Well it's a little different though, John. They weren't going to make the tournament. They could have won the ACC Tournament and made it, possibly, but it didn't look like they were going to make it. It's a lot more emotionally draining when you've just come off North Carolina and you're about ready to go into the top 12, 11. It's also a little different because you've got two 5th year seniors that came here for the sole reason of playing in the tournament because they believed we were going to be that type of team.

Nevertheless, it still hurts, and Syracuse was still hurting. To answer your question, we talked about it last year when we went to play them and dealt with it. But we didn't know that we were going to go through it, so no, I haven't talked to him about it.

Do you plan on staying at Louisville and leading the program through this?

Well, Mike, why do you ask that question? Because when did it ever come out that I wouldn't be that type of person? You know, Ive been here 15 years and never wavered. In the 15 years I've been here, I think I spoke to Providence College because I once coached there and they asked me if I would come back. I spoke to one pro team who asked me to be a general manager of the team, and that didn't make any sense. Outside of that, I just said no to everybody right away. The only one I thought about is Providence. So why wouldn't I do it?

I've got great experience in handling teams with success. And judging from Kentucky, when that little boy was on the cover of Sports Illustrated and they had their rock bottom moment, I had good success leading them out of tough times. So why wouldn't I?

I think I have one of the premier jobs in college basketball, and I think when everything shakes out -- I think there are a small percentage of naysayers that think other people know certain things, and we'll let the NCAA handle all of that. What we'll do is rebuild our program, our image, to be what we want it to be -- one of the best in America. And I feel very confident that we'll have a great basketball team next year, and that our fans will be very excited about both our team and our schedule.

On helping Trey Lewis and Damion Lee with their pro prospects

Well, I'll say this, I'm going to help them, but we didn't have to have adversity for me to help them.

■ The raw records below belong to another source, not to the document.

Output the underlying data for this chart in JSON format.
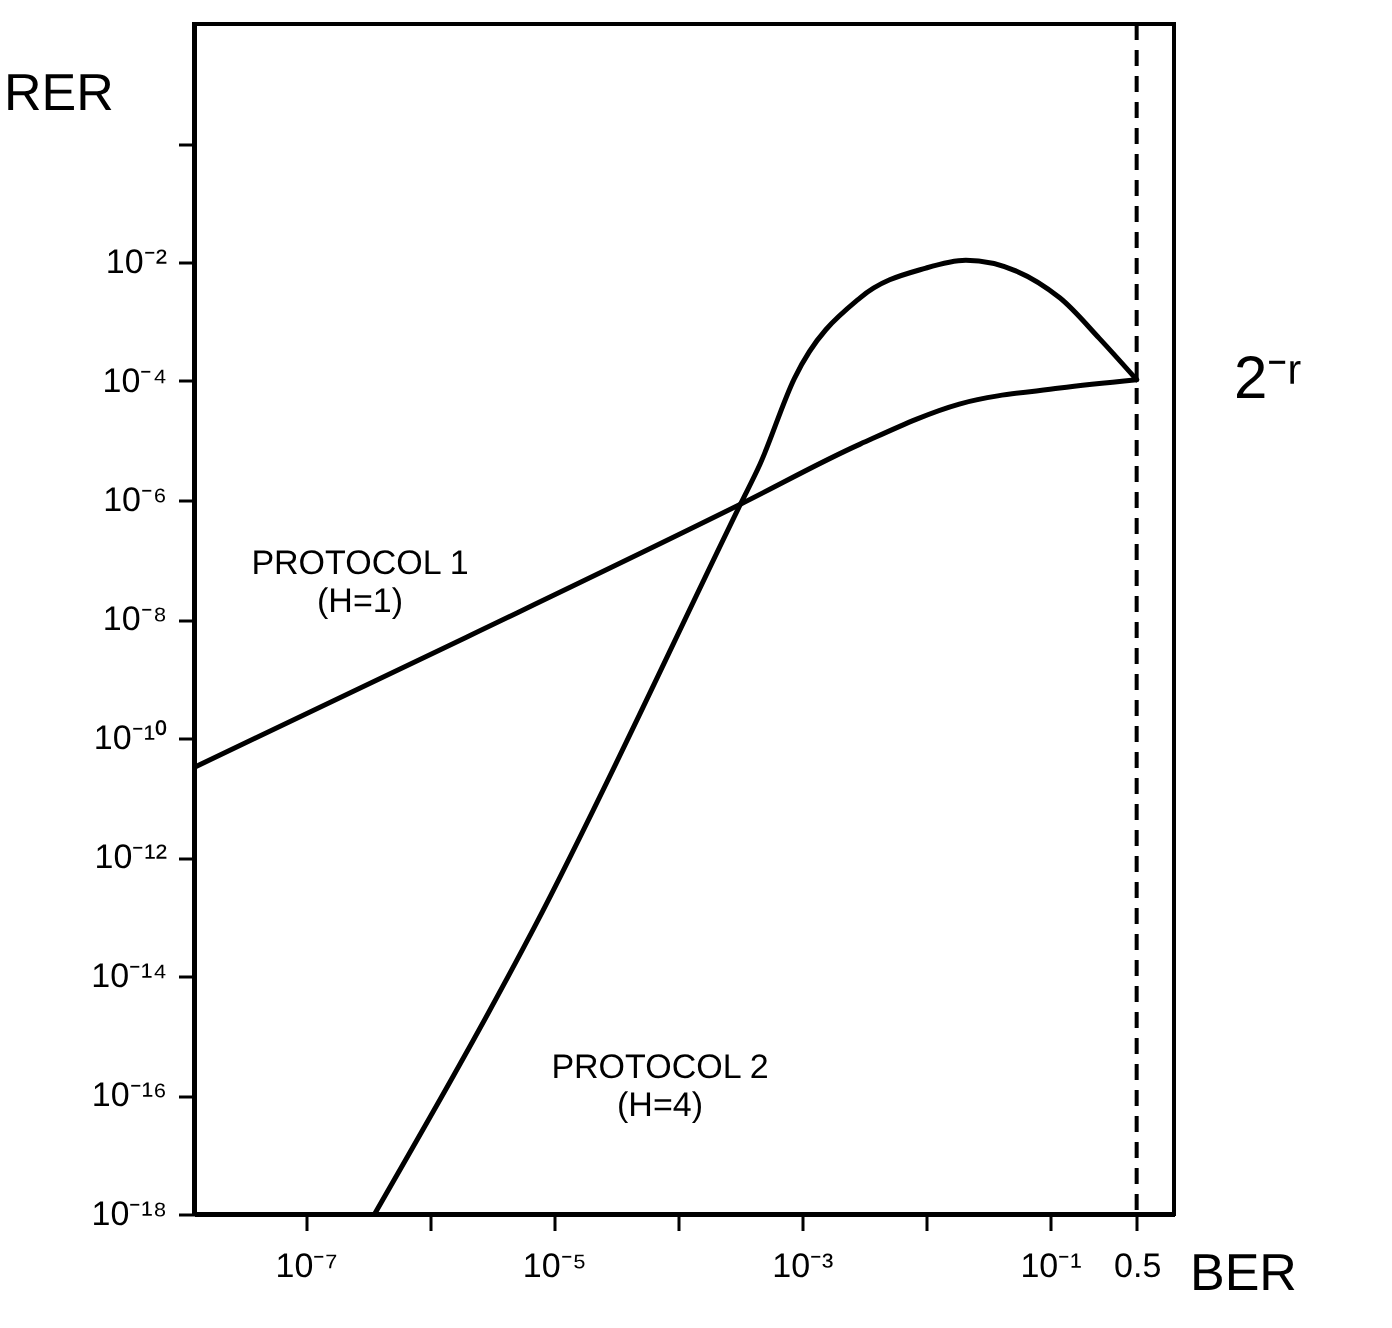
{
  "chart_data": {
    "type": "line",
    "xlabel": "BER",
    "ylabel": "RER",
    "log": "xy",
    "grid": false,
    "marker": "none",
    "line_style": "solid",
    "xlim": [
      1.26e-08,
      1.0
    ],
    "ylim": [
      1e-18,
      100
    ],
    "xticks": [
      {
        "value": 1e-07,
        "label": "10⁻⁷"
      },
      {
        "value": 1e-06,
        "label": null
      },
      {
        "value": 1e-05,
        "label": "10⁻⁵"
      },
      {
        "value": 0.0001,
        "label": null
      },
      {
        "value": 0.001,
        "label": "10⁻³"
      },
      {
        "value": 0.01,
        "label": null
      },
      {
        "value": 0.1,
        "label": "10⁻¹"
      },
      {
        "value": 0.5,
        "label": "0.5"
      }
    ],
    "yticks": [
      {
        "value": 1,
        "label": null
      },
      {
        "value": 0.01,
        "label": "10⁻²"
      },
      {
        "value": 0.0001,
        "label": "10⁻⁴"
      },
      {
        "value": 1e-06,
        "label": "10⁻⁶"
      },
      {
        "value": 1e-08,
        "label": "10⁻⁸"
      },
      {
        "value": 1e-10,
        "label": "10⁻¹⁰"
      },
      {
        "value": 1e-12,
        "label": "10⁻¹²"
      },
      {
        "value": 1e-14,
        "label": "10⁻¹⁴"
      },
      {
        "value": 1e-16,
        "label": "10⁻¹⁶"
      },
      {
        "value": 1e-18,
        "label": "10⁻¹⁸"
      }
    ],
    "series": [
      {
        "color": "#000000",
        "x": [
          1.26e-08,
          2e-06,
          0.00032,
          0.00295,
          0.0186,
          0.12,
          0.5
        ],
        "values": [
          3.2e-11,
          5e-09,
          8.5e-07,
          8.7e-06,
          4.1e-05,
          7.6e-05,
          0.000105
        ]
      },
      {
        "color": "#000000",
        "x": [
          3.6e-07,
          6.9e-06,
          0.00032,
          0.00046,
          0.00087,
          0.00295,
          0.01,
          0.021,
          0.12,
          0.25,
          0.5
        ],
        "values": [
          1e-18,
          6.3e-14,
          8.5e-07,
          4e-06,
          0.00011,
          0.0025,
          0.0079,
          0.0107,
          0.0025,
          0.00052,
          0.000105
        ]
      }
    ],
    "ref_lines": [
      {
        "axis": "x",
        "value": 0.5,
        "line_style": "dashed",
        "color": "#000000"
      }
    ],
    "annotations": [
      "PROTOCOL 1\n(H=1)",
      "PROTOCOL 2\n(H=4)",
      "2⁻ʳ"
    ]
  }
}
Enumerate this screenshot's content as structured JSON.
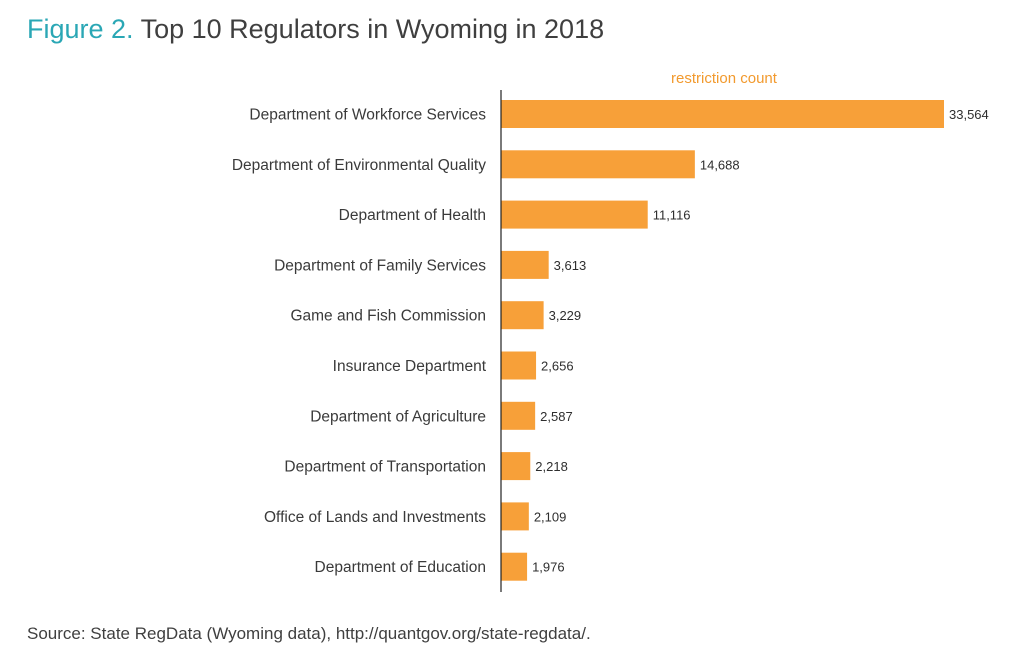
{
  "figure_label": "Figure 2.",
  "figure_title": "Top 10 Regulators in Wyoming in 2018",
  "source": "Source: State RegData (Wyoming data), http://quantgov.org/state-regdata/.",
  "colors": {
    "bar": "#f7a039",
    "axis": "#222222",
    "measure_label": "#f29a2e",
    "figure_label": "#2aa7b5"
  },
  "chart_data": {
    "type": "bar",
    "orientation": "horizontal",
    "measure_label": "restriction count",
    "categories": [
      "Department of Workforce Services",
      "Department of Environmental Quality",
      "Department of Health",
      "Department of Family Services",
      "Game and Fish Commission",
      "Insurance Department",
      "Department of Agriculture",
      "Department of Transportation",
      "Office of Lands and Investments",
      "Department of Education"
    ],
    "values": [
      33564,
      14688,
      11116,
      3613,
      3229,
      2656,
      2587,
      2218,
      2109,
      1976
    ],
    "value_labels": [
      "33,564",
      "14,688",
      "11,116",
      "3,613",
      "3,229",
      "2,656",
      "2,587",
      "2,218",
      "2,109",
      "1,976"
    ],
    "xlim": [
      0,
      33564
    ],
    "grid": false
  }
}
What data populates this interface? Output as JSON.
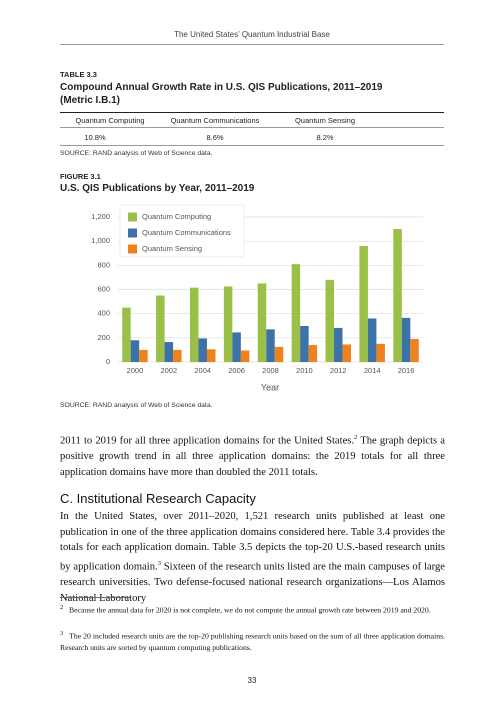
{
  "header": {
    "running_title": "The United States’ Quantum Industrial Base"
  },
  "table": {
    "label": "TABLE 3.3",
    "title": "Compound Annual Growth Rate in U.S. QIS Publications, 2011–2019 (Metric I.B.1)",
    "columns": [
      "Quantum Computing",
      "Quantum Communications",
      "Quantum Sensing"
    ],
    "rows": [
      [
        "10.8%",
        "8.6%",
        "8.2%"
      ]
    ],
    "source": "SOURCE: RAND analysis of Web of Science data."
  },
  "figure": {
    "label": "FIGURE 3.1",
    "source": "SOURCE: RAND analysis of Web of Science data."
  },
  "chart_data": {
    "type": "bar",
    "title": "U.S. QIS Publications by Year, 2011–2019",
    "xlabel": "Year",
    "categories": [
      "2000",
      "2002",
      "2004",
      "2006",
      "2008",
      "2010",
      "2012",
      "2014",
      "2016"
    ],
    "series": [
      {
        "name": "Quantum Computing",
        "color": "#9bc04a",
        "values": [
          450,
          550,
          615,
          625,
          650,
          810,
          680,
          960,
          1100
        ]
      },
      {
        "name": "Quantum Communications",
        "color": "#3d72a8",
        "values": [
          180,
          165,
          195,
          245,
          270,
          298,
          282,
          360,
          365
        ]
      },
      {
        "name": "Quantum Sensing",
        "color": "#f0821e",
        "values": [
          100,
          100,
          105,
          95,
          125,
          140,
          145,
          150,
          190
        ]
      }
    ],
    "ylim": [
      0,
      1200
    ],
    "yticks": [
      0,
      200,
      400,
      600,
      800,
      {
        "value": 1000,
        "label": "1,000"
      },
      {
        "value": 1200,
        "label": "1,200"
      }
    ],
    "grid": true,
    "legend": "upper left"
  },
  "body": {
    "paragraph1": [
      "2011 to 2019 for all three application domains for the United States.",
      "2",
      " The graph depicts a positive growth trend in all three application domains: the 2019 totals for all three application domains have more than doubled the 2011 totals."
    ],
    "heading": "C. Institutional Research Capacity",
    "paragraph2": [
      "In the United States, over 2011–2020, 1,521 research units published at least one publication in one of the three application domains considered here. Table 3.4 provides the totals for each application domain. Table 3.5 depicts the top-20 U.S.-based research units by application domain.",
      "3",
      " Sixteen of the research units listed are the main campuses of large research universities. Two defense-focused national research organizations—Los Alamos National Laboratory"
    ]
  },
  "footnotes": [
    {
      "number": "2",
      "text": "Because the annual data for 2020 is not complete, we do not compute the annual growth rate between 2019 and 2020."
    },
    {
      "number": "3",
      "text": "The 20 included research units are the top-20 publishing research units based on the sum of all three application domains. Research units are sorted by quantum computing publications."
    }
  ],
  "page_number": "33"
}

If we were on top of the world, I'd be helping them. It doesn't matter.

Like I said, I want Chinanu to go to the combine. I hope he gets invited. I want him to work out for one pro team. I believe that he's going to come back. I think he wants to come back. But I do want him to get that experience of going through that. I want him to see how hard he needs to work to try and make it. So I think he's going to be back. I think Matz and Anas are going to be great players in their junior years, I think that Quentin Snider is developing into a leader, I think Donovan Mitchell, and Ray Spalding and Deng Adel are going to be special as sophomore, I think the people we're bringing in are going to add strong pieces to the puzzle. So you guys don't have to worry about us, or about me in particular, going overboard and helping our players get their just deserved.

What the fans can do is show up for these next three home games, root like crazy for our basketball team, and always remember these guys as being something special.

On younger guys getting more minutes the next three weeks

Donovan has been the best player in practice over the last two weeks, and he's been one of the top two or three in the games. I just want to see what he can do with 25 minutes or so. So that's something I want to do.

I've got to get Deng Adel more minutes. And now, because of Anas, I've got to get Matz more minutes. Now I'm hoping it's not too many minutes. He's not ready for 20-25 minutes, but I'm hoping I can get him 12 or 15 minutes tonight.

Final thoughts

Well, guys, stay on message because really, I've been through a lot in my life -- at 63 a lot of people have been through a lot -- and it's something where you just have to rally together and take the past and stop living in it. Let's plan for the future, let's live in the present, let's root our women's team on. The University of Louisville is a special university. I've worked a lot of places. Special people, special university. We have the best AD in the land. We'll get through this, and we'll be one of the best teams in college basketball next year.